Materials and methods
Seven anaesthetised, artificially ventilated and multicatheterized domestic pigs (body weight 29.7 ± 3.9 kg) were randomly subjected to either live E. coli IV infusion to induce sepsis (n = 4) or to a sham procedure (n = 3). Animals were fluid resuscitated with 20 ml/kg per hour of Ringer's lactated solution. Conduction studies (compound muscle action potential after supramaximal stimulation, latency and duration of the potential) of a motoric peripheral nerve (n. peronaeus) and needle electromyography (insertion activity, presence of positive sharp waves or fibrillations) of one of the corresponding muscles (m. tibialis longus) on the left pelvic extremity were recorded before, and 6, 18 and 24 hours after E. coli infusion. For statistical analysis, ANOVA for repeated measures and Fisher's LSD test were used.
No differences were present in latency and duration of the compound action muscle potential between septic and control animals. No changes in insertion activity and no signs of spontaneous muscle activity (presence of positive sharp waves or fibrillations) were found in either groups. Compound muscle action potentials (CMAP) were significantly reduced compared with baseline in septic animals starting from 6 hours (P < 0.01) after microbial infusion and further decreasing at 18 (P < 0.0001) and 24 hours (P < 0.00001). In control animals, there was significant decrease in CMAP at 24 hours (P < 0.05). The time course of CMAPs was significantly different between the groups (P < 0.04). Positive fluid balance was significantly higher in the septic group (P < 0.00001).

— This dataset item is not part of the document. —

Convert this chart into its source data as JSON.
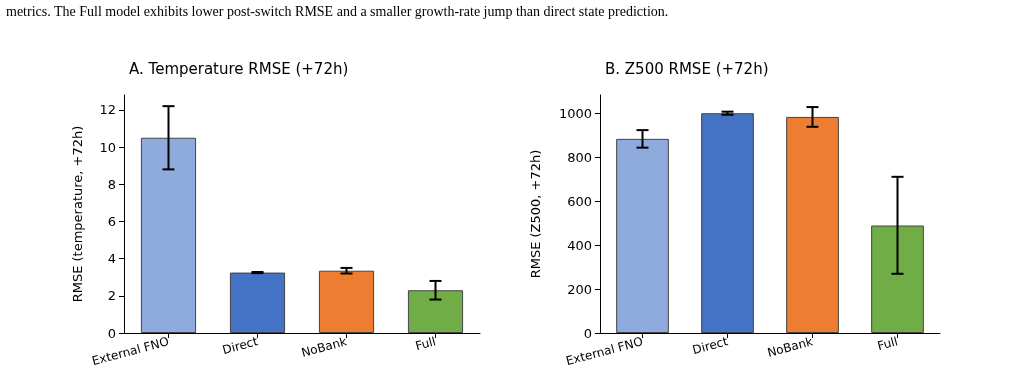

We detected a very early and significant decrease of compound muscle action potential in septic animals. This result may be caused by the changes in peripheral nerve or in the correspondent skeletal muscle analogic to either critical illness polyneuropathy or myopathy, although changes due to tissue edema can not be excluded. To our best knowledge, this is the first animal model of critical illness neuromuscular abnormalities.